Stolze 408 Millionen Euro investierte der US-Fonds für das Einkaufs- center. Auf seinen mehr als 60 000 Quadratmetern Verkaufsfläche beherbergt das PEP 125 Fachgeschäfte und Gastronomiebetriebe.

Als im Juli bekannt wurde, dass das PEP zum Verkauf steht, rannten Interessenten von überall auf der Welt Ritter die Bude rein, erzählt er. Gut vermietete Einzelhandelsobjekte in Deutschland werden derzeit von internationalen Investoren stark nachgefragt. „Und besonders großes Interesse wecken Objekte in München“, sagt Ritter.

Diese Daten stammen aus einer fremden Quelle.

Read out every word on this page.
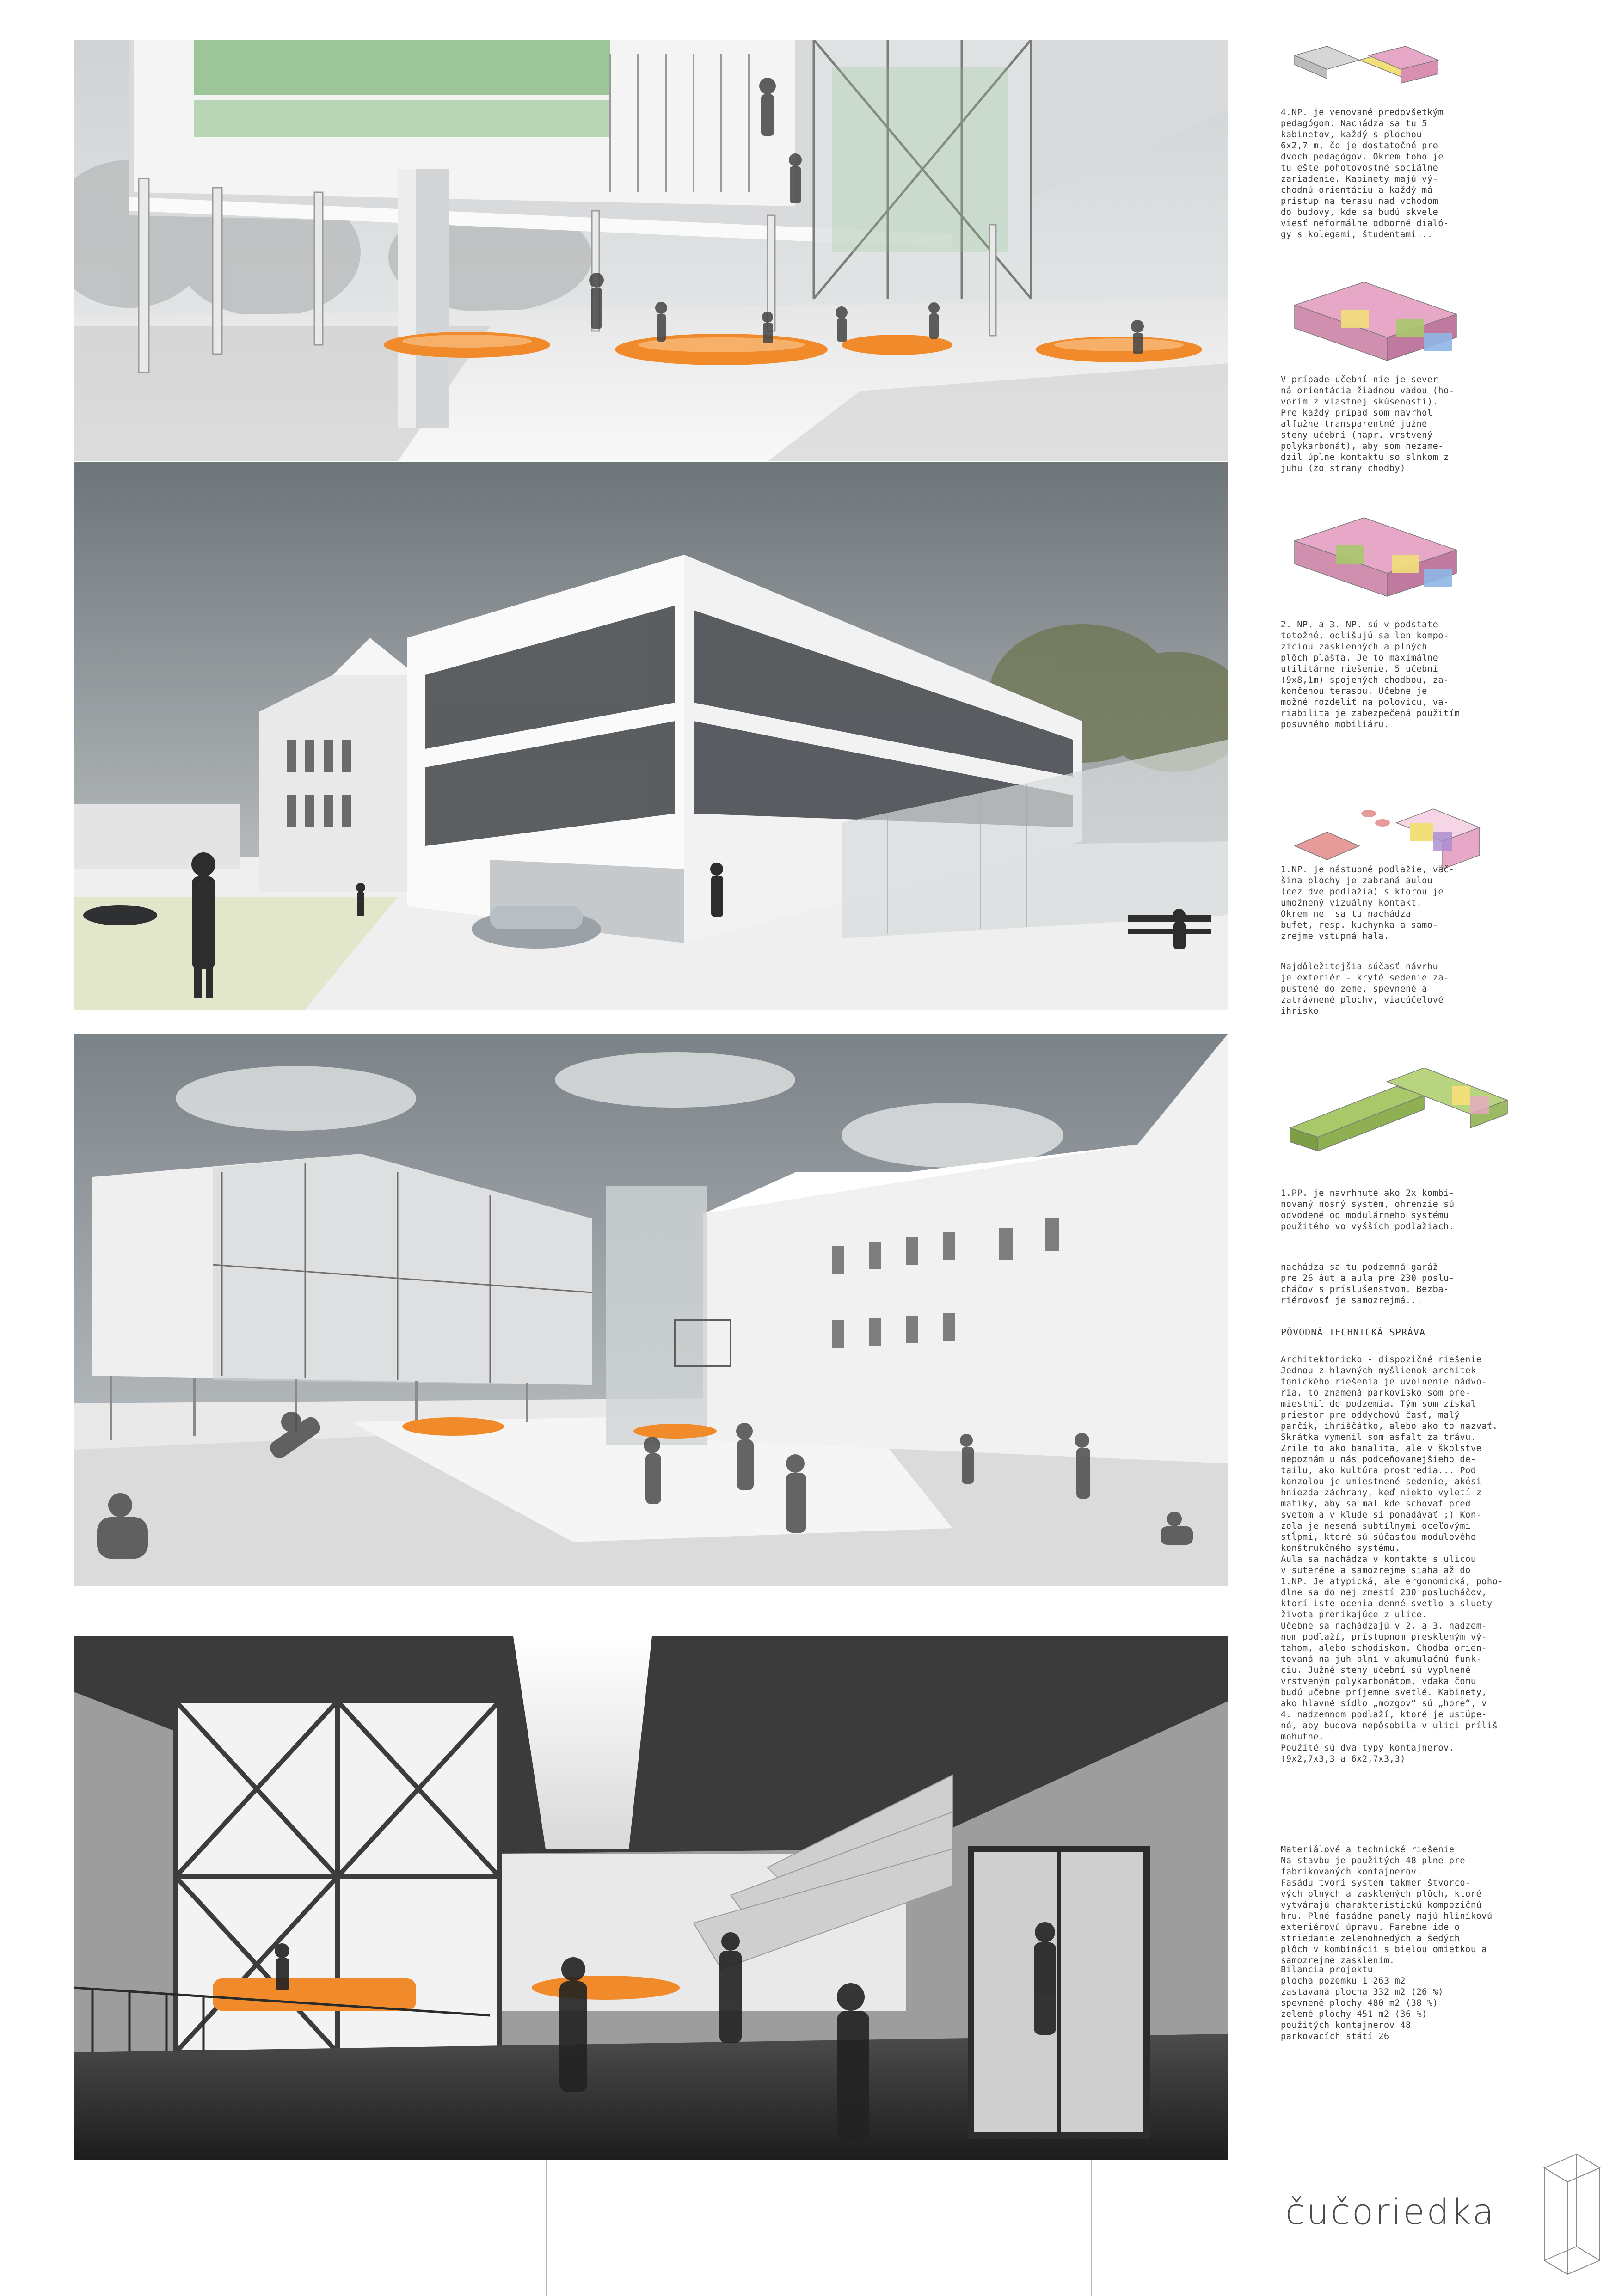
4.NP. je venované predovšetkým
pedagógom. Nachádza sa tu 5
kabinetov, každý s plochou
6x2,7 m, čo je dostatočné pre
dvoch pedagógov. Okrem toho je
tu ešte pohotovostné sociálne
zariadenie. Kabinety majú vý-
chodnú orientáciu a každý má
prístup na terasu nad vchodom
do budovy, kde sa budú skvele
viesť neformálne odborné dialó-
gy s kolegami, študentami...

V prípade učební nie je sever-
ná orientácia žiadnou vadou (ho-
vorím z vlastnej skúsenosti).
Pre každý prípad som navrhol
alfužne transparentné južné
steny učební (napr. vrstvený
polykarbonát), aby som nezame-
dzil úplne kontaktu so slnkom z
juhu (zo strany chodby)

2. NP. a 3. NP. sú v podstate
totožné, odlišujú sa len kompo-
zíciou zasklenných a plných
plôch plášťa. Je to maximálne
utilitárne riešenie. 5 učební
(9x8,1m) spojených chodbou, za-
končenou terasou. Učebne je
možné rozdeliť na polovicu, va-
riabilita je zabezpečená použitím
posuvného mobiliáru.

1.NP. je nástupné podlažie, väč-
šina plochy je zabraná aulou
(cez dve podlažia) s ktorou je
umožnený vizuálny kontakt.
Okrem nej sa tu nachádza
bufet, resp. kuchynka a samo-
zrejme vstupná hala.

Najdôležitejšia súčasť návrhu
je exteriér - kryté sedenie za-
pustené do zeme, spevnené a
zatrávnené plochy, viacúčelové
ihrisko

1.PP. je navrhnuté ako 2x kombi-
novaný nosný systém, ohrenzie sú
odvodené od modulárneho systému
použitého vo vyšších podlažiach.

nachádza sa tu podzemná garáž
pre 26 áut a aula pre 230 poslu-
cháčov s príslušenstvom. Bezba-
riérovosť je samozrejmá...

PÔVODNÁ TECHNICKÁ SPRÁVA

Architektonicko - dispozičné riešenie
Jednou z hlavných myšlienok architek-
tonického riešenia je uvolnenie nádvo-
ria, to znamená parkovisko som pre-
miestnil do podzemia. Tým som získal
priestor pre oddychovú časť, malý
parčík, ihriščátko, alebo ako to nazvať.
Skrátka vymenil som asfalt za trávu.
Zrile to ako banalita, ale v školstve
nepoznám u nás podceňovanejšieho de-
tailu, ako kultúra prostredia... Pod
konzolou je umiestnené sedenie, akési
hniezda záchrany, keď niekto vyletí z
matiky, aby sa mal kde schovať pred
svetom a v klude si ponadávať ;) Kon-
zola je nesená subtílnymi oceľovými
stĺpmi, ktoré sú súčasťou modulového
konštrukčného systému.
Aula sa nachádza v kontakte s ulicou
v suteréne a samozrejme siaha až do
1.NP. Je atypická, ale ergonomická, poho-
dlne sa do nej zmestí 230 poslucháčov,
ktorí iste ocenia denné svetlo a sluety
života prenikajúce z ulice.
Učebne sa nachádzajú v 2. a 3. nadzem-
nom podlaží, prístupnom preskleným vý-
tahom, alebo schodiskom. Chodba orien-
tovaná na juh plní v akumulačnú funk-
ciu. Južné steny učební sú vyplnené
vrstveným polykarbonátom, vďaka čomu
budú učebne príjemne svetlé. Kabinety,
ako hlavné sídlo „mozgov“ sú „hore“, v
4. nadzemnom podlaží, ktoré je ustúpe-
né, aby budova nepôsobila v ulici príliš
mohutne.
Použité sú dva typy kontajnerov.
(9x2,7x3,3 a 6x2,7x3,3)

Materiálové a technické riešenie
Na stavbu je použitých 48 plne pre-
fabrikovaných kontajnerov.
Fasádu tvorí systém takmer štvorco-
vých plných a zasklených plôch, ktoré
vytvárajú charakteristickú kompozičnú
hru. Plné fasádne panely majú hliníkovú
exteriérovú úpravu. Farebne ide o
striedanie zelenohnedých a šedých
plôch v kombinácii s bielou omietkou a
samozrejme zasklením.

Bilancia projektu
plocha pozemku 1 263 m2
zastavaná plocha 332 m2 (26 %)
spevnené plochy 480 m2 (38 %)
zelené plochy 451 m2 (36 %)
použitých kontajnerov 48
parkovacích státí 26

čučoriedka
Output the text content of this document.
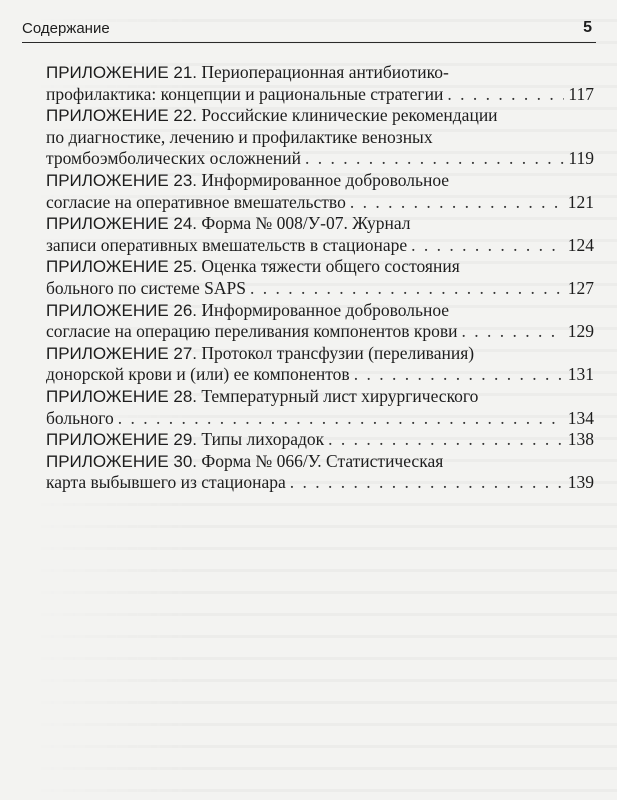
Содержание	5
ПРИЛОЖЕНИЕ 21. Периоперационная антибиотико-
профилактика: концепции и рациональные стратегии . . .	117
ПРИЛОЖЕНИЕ 22. Российские клинические рекомендации
по диагностике, лечению и профилактике венозных
тромбоэмболических осложнений . . .	119
ПРИЛОЖЕНИЕ 23. Информированное добровольное
согласие на оперативное вмешательство . . .	121
ПРИЛОЖЕНИЕ 24. Форма № 008/У-07. Журнал
записи оперативных вмешательств в стационаре . . .	124
ПРИЛОЖЕНИЕ 25. Оценка тяжести общего состояния
больного по системе SAPS . . .	127
ПРИЛОЖЕНИЕ 26. Информированное добровольное
согласие на операцию переливания компонентов крови . . .	129
ПРИЛОЖЕНИЕ 27. Протокол трансфузии (переливания)
донорской крови и (или) ее компонентов . . .	131
ПРИЛОЖЕНИЕ 28. Температурный лист хирургического
больного . . .	134
ПРИЛОЖЕНИЕ 29. Типы лихорадок . . .	138
ПРИЛОЖЕНИЕ 30. Форма № 066/У. Статистическая
карта выбывшего из стационара . . .	139
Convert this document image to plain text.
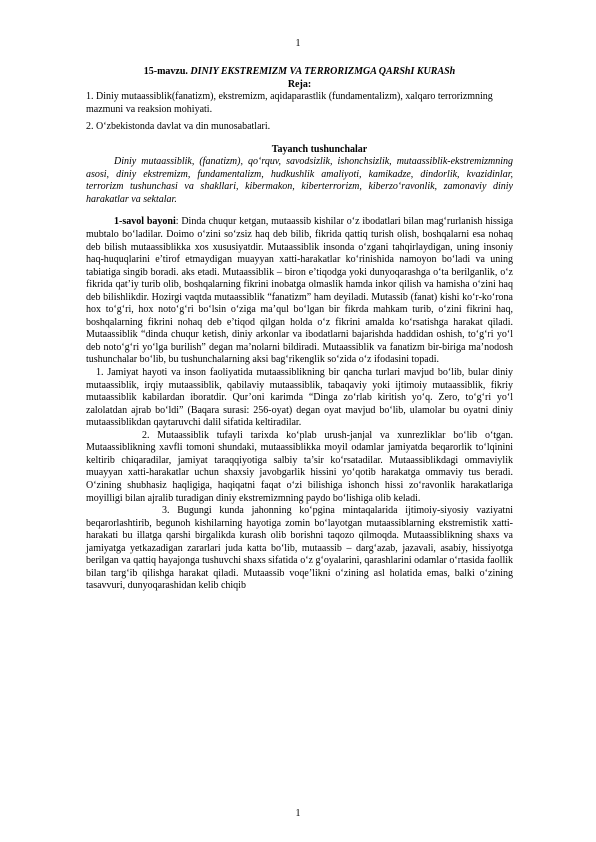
1

15-mavzu. DINIY EKSTREMIZM VA TERRORIZMGA QARShI KURASh

Reja:

1. Diniy mutaassiblik(fanatizm), ekstremizm, aqidaparastlik (fundamentalizm), xalqaro terrorizmning mazmuni va reaksion mohiyati.

2. O‘zbekistonda davlat va din munosabatlari.

Tayanch tushunchalar

Diniy mutaassiblik, (fanatizm), qo‘rquv, savodsizlik, ishonchsizlik, mutaassiblik-ekstremizmning asosi, diniy ekstremizm, fundamentalizm, hudkushlik amaliyoti, kamikadze, dindorlik, kvazidinlar, terrorizm tushunchasi va shakllari, kibermakon, kiberterrorizm, kiberzo‘ravonlik, zamonaviy diniy harakatlar va sektalar.

1-savol bayoni: Dinda chuqur ketgan, mutaassib kishilar o‘z ibodatlari bilan mag‘rurlanish hissiga mubtalo bo‘ladilar. Doimo o‘zini so‘zsiz haq deb bilib, fikrida qattiq turish olish, boshqalarni esa nohaq deb bilish mutaassiblikka xos xususiyatdir. Mutaassiblik insonda o‘zgani tahqirlaydigan, uning insoniy haq-huquqlarini e’tirof etmaydigan muayyan xatti-harakatlar ko‘rinishida namoyon bo‘ladi va uning tabiatiga singib boradi. aks etadi. Mutaassiblik – biron e’tiqodga yoki dunyoqarashga o‘ta berilganlik, o‘z fikrida qat’iy turib olib, boshqalarning fikrini inobatga olmaslik hamda inkor qilish va hamisha o‘zini haq deb bilishlikdir. Hozirgi vaqtda mutaassiblik “fanatizm” ham deyiladi. Mutassib (fanat) kishi ko‘r-ko‘rona hox to‘g‘ri, hox noto‘g‘ri bo‘lsin o‘ziga ma’qul bo‘lgan bir fikrda mahkam turib, o‘zini fikrini haq, boshqalarning fikrini nohaq deb e’tiqod qilgan holda o‘z fikrini amalda ko‘rsatishga harakat qiladi. Mutaassiblik “dinda chuqur ketish, diniy arkonlar va ibodatlarni bajarishda haddidan oshish, to‘g‘ri yo‘l deb noto‘g‘ri yo‘lga burilish” degan ma’nolarni bildiradi. Mutaassiblik va fanatizm bir-biriga ma’nodosh tushunchalar bo‘lib, bu tushunchalarning aksi bag‘rikenglik so‘zida o‘z ifodasini topadi.

1. Jamiyat hayoti va inson faoliyatida mutaassiblikning bir qancha turlari mavjud bo‘lib, bular diniy mutaassiblik, irqiy mutaassiblik, qabilaviy mutaassiblik, tabaqaviy yoki ijtimoiy mutaassiblik, fikriy mutaassiblik kabilardan iboratdir. Qur’oni karimda “Dinga zo‘rlab kiritish yo‘q. Zero, to‘g‘ri yo‘l zalolatdan ajrab bo‘ldi” (Baqara surasi: 256-oyat) degan oyat mavjud bo‘lib, ulamolar bu oyatni diniy mutaassiblikdan qaytaruvchi dalil sifatida keltiradilar.

2. Mutaassiblik tufayli tarixda ko‘plab urush-janjal va xunrezliklar bo‘lib o‘tgan. Mutaassiblikning xavfli tomoni shundaki, mutaassiblikka moyil odamlar jamiyatda beqarorlik to‘lqinini keltirib chiqaradilar, jamiyat taraqqiyotiga salbiy ta’sir ko‘rsatadilar. Mutaassiblikdagi ommaviylik muayyan xatti-harakatlar uchun shaxsiy javobgarlik hissini yo‘qotib harakatga ommaviy tus beradi. O‘zining shubhasiz haqligiga, haqiqatni faqat o‘zi bilishiga ishonch hissi zo‘ravonlik harakatlariga moyilligi bilan ajralib turadigan diniy ekstremizmning paydo bo‘lishiga olib keladi.

3. Bugungi kunda jahonning ko‘pgina mintaqalarida ijtimoiy-siyosiy vaziyatni beqarorlashtirib, begunoh kishilarning hayotiga zomin bo‘layotgan mutaassiblarning ekstremistik xatti-harakati bu illatga qarshi birgalikda kurash olib borishni taqozo qilmoqda. Mutaassiblikning shaxs va jamiyatga yetkazadigan zararlari juda katta bo‘lib, mutaassib – darg‘azab, jazavali, asabiy, hissiyotga berilgan va qattiq hayajonga tushuvchi shaxs sifatida o‘z g‘oyalarini, qarashlarini odamlar o‘rtasida faollik bilan targ‘ib qilishga harakat qiladi. Mutaassib voqe’likni o‘zining asl holatida emas, balki o‘zining tasavvuri, dunyoqarashidan kelib chiqib

1
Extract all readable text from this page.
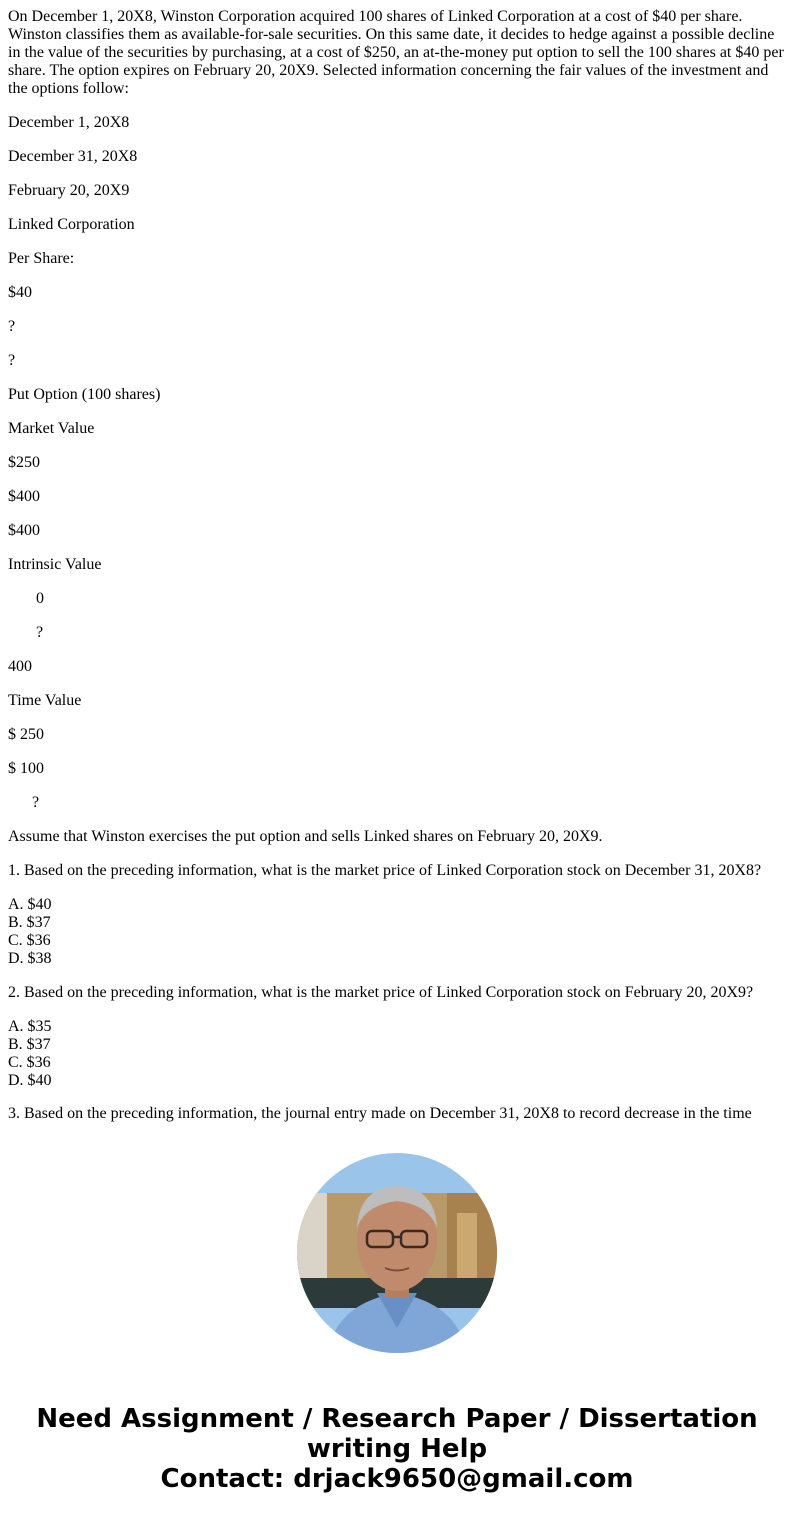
On December 1, 20X8, Winston Corporation acquired 100 shares of Linked Corporation at a cost of $40 per share. Winston classifies them as available-for-sale securities. On this same date, it decides to hedge against a possible decline in the value of the securities by purchasing, at a cost of $250, an at-the-money put option to sell the 100 shares at $40 per share. The option expires on February 20, 20X9. Selected information concerning the fair values of the investment and the options follow:

December 1, 20X8

December 31, 20X8

February 20, 20X9

Linked Corporation

Per Share:

$40

?

?

Put Option (100 shares)

Market Value

$250

$400

$400

Intrinsic Value

0

?

400

Time Value

$ 250

$ 100

?

Assume that Winston exercises the put option and sells Linked shares on February 20, 20X9.

1. Based on the preceding information, what is the market price of Linked Corporation stock on December 31, 20X8?

A. $40
B. $37
C. $36
D. $38

2. Based on the preceding information, what is the market price of Linked Corporation stock on February 20, 20X9?

A. $35
B. $37
C. $36
D. $40
3. Based on the preceding information, the journal entry made on December 31, 20X8 to record decrease in the time
Need Assignment / Research Paper / Dissertation
writing Help
Contact: drjack9650@gmail.com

Denn hier gebe es an sich nur vier Einkaufszentren von internationalem Interesse: Das PEP, das Olympia Einkaufszentrum, die Pasing Acarden und die Riem Acarden. „Und weil die Stadt eine sehr restriktive Politik verfolgt, ist garantiert, dass hier nicht diverse weitere Einkaufszentren wie Pilze aus dem Boden schießen“, erklärt der Fachmann das Interesse an München.

Im PEP selbst werde sich nichts ändern, so Ritter: „Der Käufer suchte eine langfristige und sichere Geldanlage.“ Bisher gehörte das PEP der RREEF Real Estate, eine Tochtergesellschaft der Deutschen Bank. Die RREEF hatte die Perlacher Einkaufspassagen (PEP) 1984 nach eigenen Angaben für rund 54 Millionen Euro gekauft und seither etwa 170 Millionen Euro investiert.